The rear-end housing may be different, too, on a Busch Series car.

“They (Winston Cup) are allowed to run what they call an offset rear end. We are not,” Rang says. “That means one end of the axle tube is actually longer than the other. It’s the actual housing and where they could put the gear in is not in the center of the rear end.”

That means axles are different lengths and fit in only one side of the car.


Twenty years ago, Busch Series cars started out being totally different than Winston Cup cars. In the early years of the series, they used totally different bodies on the cars. While the Winston Cup cars were using full-size bodies such as Buick Regals, Monte Carlos and Thunderbirds, the Busch Series cars were using smaller, Chevy Nova and clone Pontiac Ventura bodies. The Busch Series cars were not as refined because the bulk of the schedule was on short tracks. Most of the teams were working racers with day jobs in the early years.
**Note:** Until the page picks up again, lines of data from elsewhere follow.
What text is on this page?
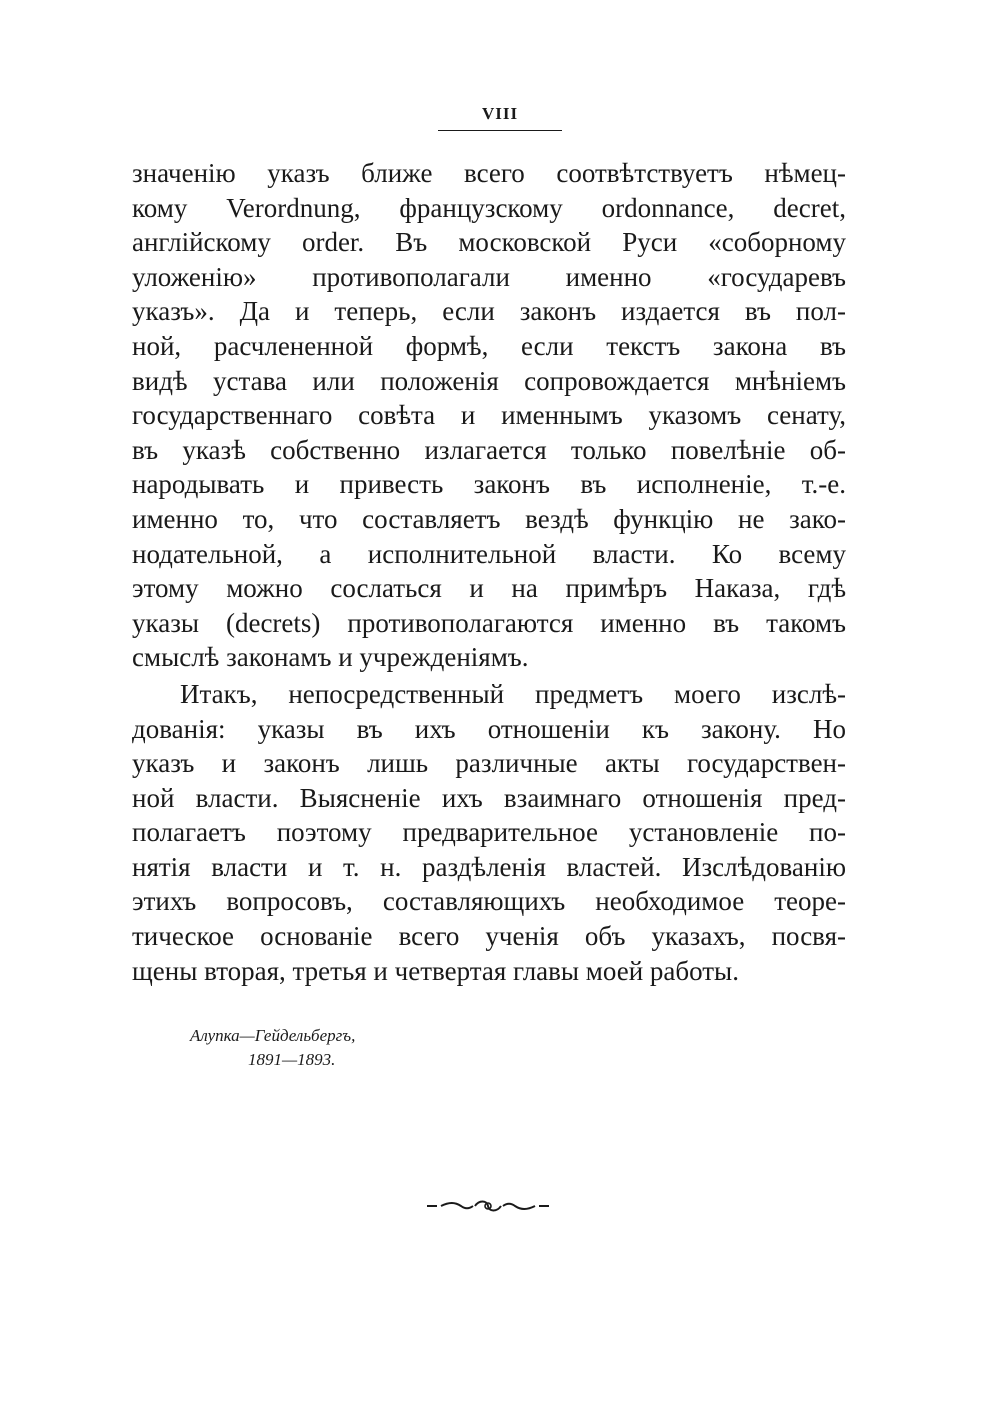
VIII
значенію указъ ближе всего соотвѣтствуетъ нѣмец-
кому Verordnung, французскому ordonnance, decret,
англійскому order. Въ московской Руси «соборному
уложенію» противополагали именно «государевъ
указъ». Да и теперь, если законъ издается въ пол-
ной, расчлененной формѣ, если текстъ закона въ
видѣ устава или положенія сопровождается мнѣніемъ
государственнаго совѣта и именнымъ указомъ сенату,
въ указѣ собственно излагается только повелѣніе об-
народывать и привесть законъ въ исполненіе, т.-е.
именно то, что составляетъ вездѣ функцію не зако-
нодательной, а исполнительной власти. Ко всему
этому можно сослаться и на примѣръ Наказа, гдѣ
указы (decrets) противополагаются именно въ такомъ
смыслѣ законамъ и учрежденіямъ.
Итакъ, непосредственный предметъ моего изслѣ-
дованія: указы въ ихъ отношеніи къ закону. Но
указъ и законъ лишь различные акты государствен-
ной власти. Выясненіе ихъ взаимнаго отношенія пред-
полагаетъ поэтому предварительное установленіе по-
нятія власти и т. н. раздѣленія властей. Изслѣдованію
этихъ вопросовъ, составляющихъ необходимое теоре-
тическое основаніе всего ученія объ указахъ, посвя-
щены вторая, третья и четвертая главы моей работы.
Алупка—Гейдельбергъ,
1891—1893.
Engines were different, too. At one time, Buick and Ford V6 engines were the norm. Later, when the series returned to V8 motors, they were running at reduced 9:5 compression. These days, the bodies reflect Winston Cup cars with the same brands in both.

So over the years, the two classes have slowly gotten closer on equipment. Now, with most of the car’s components aligning up virtually identical, production costs have dropped along with retail prices. The similarity has an added benefit because drivers have a little less to “unlearn” when they move from the Busch Series to Winston Cup.

This similarity also invites Winston Cup teams to run limited Busch Series schedules for in-house research and development, and upcoming driver and crewmember training programs.